De Weuller Junio Gonçalves Borges a 16 de Abril de 2020 às 18:10
Não acho que seja uma imprecisão ou erro. Veja bem. Ele considera o fenômeno indeterminado na medida em que não é dotado de permanência, mas pode ser alterado em todas as suas características referentes ao que é passível de apreensão por meio da sensibilidade. Trata-se da indeterminação frente ao que é a essência imutável e eterna, a qual sim é determinada. Dizer que o carro é verde é fenômeno e é indeterminado, pois é uma apreensão sensorial não só variável conforme a estrutura de percepção sensorial do indivíduo que observa, bem como variável no tempo, à medida que a característica observada se altera mediante intempéries e outros acidentes.

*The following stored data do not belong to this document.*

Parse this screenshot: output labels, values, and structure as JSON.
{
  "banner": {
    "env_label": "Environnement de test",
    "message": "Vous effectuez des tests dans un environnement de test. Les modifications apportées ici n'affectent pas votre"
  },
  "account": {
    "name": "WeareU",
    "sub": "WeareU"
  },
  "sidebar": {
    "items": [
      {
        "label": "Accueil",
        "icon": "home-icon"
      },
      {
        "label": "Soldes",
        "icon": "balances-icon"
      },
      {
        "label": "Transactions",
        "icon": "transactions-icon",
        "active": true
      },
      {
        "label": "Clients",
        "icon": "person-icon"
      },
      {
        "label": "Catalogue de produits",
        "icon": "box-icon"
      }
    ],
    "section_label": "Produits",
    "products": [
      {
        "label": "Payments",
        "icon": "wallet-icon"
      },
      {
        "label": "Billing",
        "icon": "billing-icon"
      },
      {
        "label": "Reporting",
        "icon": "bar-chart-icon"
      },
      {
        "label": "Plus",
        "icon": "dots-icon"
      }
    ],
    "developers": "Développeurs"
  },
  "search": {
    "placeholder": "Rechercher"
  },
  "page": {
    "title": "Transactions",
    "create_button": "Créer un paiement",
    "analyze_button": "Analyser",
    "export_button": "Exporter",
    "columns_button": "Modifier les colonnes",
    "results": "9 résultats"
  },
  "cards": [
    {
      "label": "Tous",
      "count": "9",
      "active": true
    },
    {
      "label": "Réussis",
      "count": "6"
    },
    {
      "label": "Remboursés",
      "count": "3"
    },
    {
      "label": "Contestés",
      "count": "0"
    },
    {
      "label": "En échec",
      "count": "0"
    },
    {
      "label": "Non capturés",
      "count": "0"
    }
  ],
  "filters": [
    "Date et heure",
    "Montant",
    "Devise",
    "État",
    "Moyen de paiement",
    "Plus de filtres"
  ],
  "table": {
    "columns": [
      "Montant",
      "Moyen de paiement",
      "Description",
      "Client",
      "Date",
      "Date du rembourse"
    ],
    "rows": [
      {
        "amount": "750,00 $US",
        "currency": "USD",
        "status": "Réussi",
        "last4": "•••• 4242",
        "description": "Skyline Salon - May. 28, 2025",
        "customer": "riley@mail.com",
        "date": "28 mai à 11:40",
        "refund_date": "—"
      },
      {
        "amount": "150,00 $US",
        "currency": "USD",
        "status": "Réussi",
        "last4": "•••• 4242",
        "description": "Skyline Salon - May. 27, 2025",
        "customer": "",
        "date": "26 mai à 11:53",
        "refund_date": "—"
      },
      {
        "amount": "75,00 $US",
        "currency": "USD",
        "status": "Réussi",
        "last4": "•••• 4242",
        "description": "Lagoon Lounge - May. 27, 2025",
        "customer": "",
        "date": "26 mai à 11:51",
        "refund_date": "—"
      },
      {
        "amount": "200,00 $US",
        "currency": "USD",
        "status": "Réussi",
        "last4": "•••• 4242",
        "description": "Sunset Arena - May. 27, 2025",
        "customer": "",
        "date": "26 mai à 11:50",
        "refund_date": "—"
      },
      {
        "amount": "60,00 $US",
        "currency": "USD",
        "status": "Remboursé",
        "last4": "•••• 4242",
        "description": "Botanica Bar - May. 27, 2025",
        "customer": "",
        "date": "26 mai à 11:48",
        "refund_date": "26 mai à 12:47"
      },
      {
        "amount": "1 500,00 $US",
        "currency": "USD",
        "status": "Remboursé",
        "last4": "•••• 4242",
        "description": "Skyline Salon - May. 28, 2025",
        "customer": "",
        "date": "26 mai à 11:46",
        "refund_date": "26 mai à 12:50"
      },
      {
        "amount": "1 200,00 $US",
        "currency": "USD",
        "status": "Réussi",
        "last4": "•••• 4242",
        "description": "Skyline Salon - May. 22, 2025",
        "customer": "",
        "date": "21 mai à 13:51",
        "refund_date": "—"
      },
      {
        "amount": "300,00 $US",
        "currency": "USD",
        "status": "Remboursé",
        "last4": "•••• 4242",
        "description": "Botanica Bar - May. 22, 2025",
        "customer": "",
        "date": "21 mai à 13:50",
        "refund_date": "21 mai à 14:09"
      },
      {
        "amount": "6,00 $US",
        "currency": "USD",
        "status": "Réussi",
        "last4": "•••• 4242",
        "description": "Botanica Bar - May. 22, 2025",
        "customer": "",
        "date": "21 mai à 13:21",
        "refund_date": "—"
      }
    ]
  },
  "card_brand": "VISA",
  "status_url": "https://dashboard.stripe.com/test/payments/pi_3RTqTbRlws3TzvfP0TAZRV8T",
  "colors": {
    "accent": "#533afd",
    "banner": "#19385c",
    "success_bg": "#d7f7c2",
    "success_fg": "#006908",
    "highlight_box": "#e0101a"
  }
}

Agradeço o seu comentário. Em minha opinião, o fenómeno é sempre determinado. Sou obrigado a discordar da sua frase «Dizer que o carro é verde é fenômeno e é indeterminado, pois é uma apreensão sensorial não só variável conforme a estrutura de percepção sensorial do indivíduo que observa, bem como variável no tempo, à medida que a característica observada se altera mediante intempéries e outros acidentes». O carro verde é fenómeno e é duplamente determinado, isto é, definido na sua essência: é um carro e é verde. A mudança de cor do carro é apenas a passagem de uma determinação (cor verde) a outra determinação (cor amarela ou outra).
Dizer que o fenómeno é, globalmente, indeterminado é confundi-lo com o númeno, objecto incognoscível, esse sim, indeterminado . O que Kant poderia dizer é que o fenómeno é um objecto determinado, visível, com certa forma e textura mas possui uma estrutura interna, oculta algo indeterminada (penso nos electrões, quarks e leptons que flutuam numa certa indeterminação).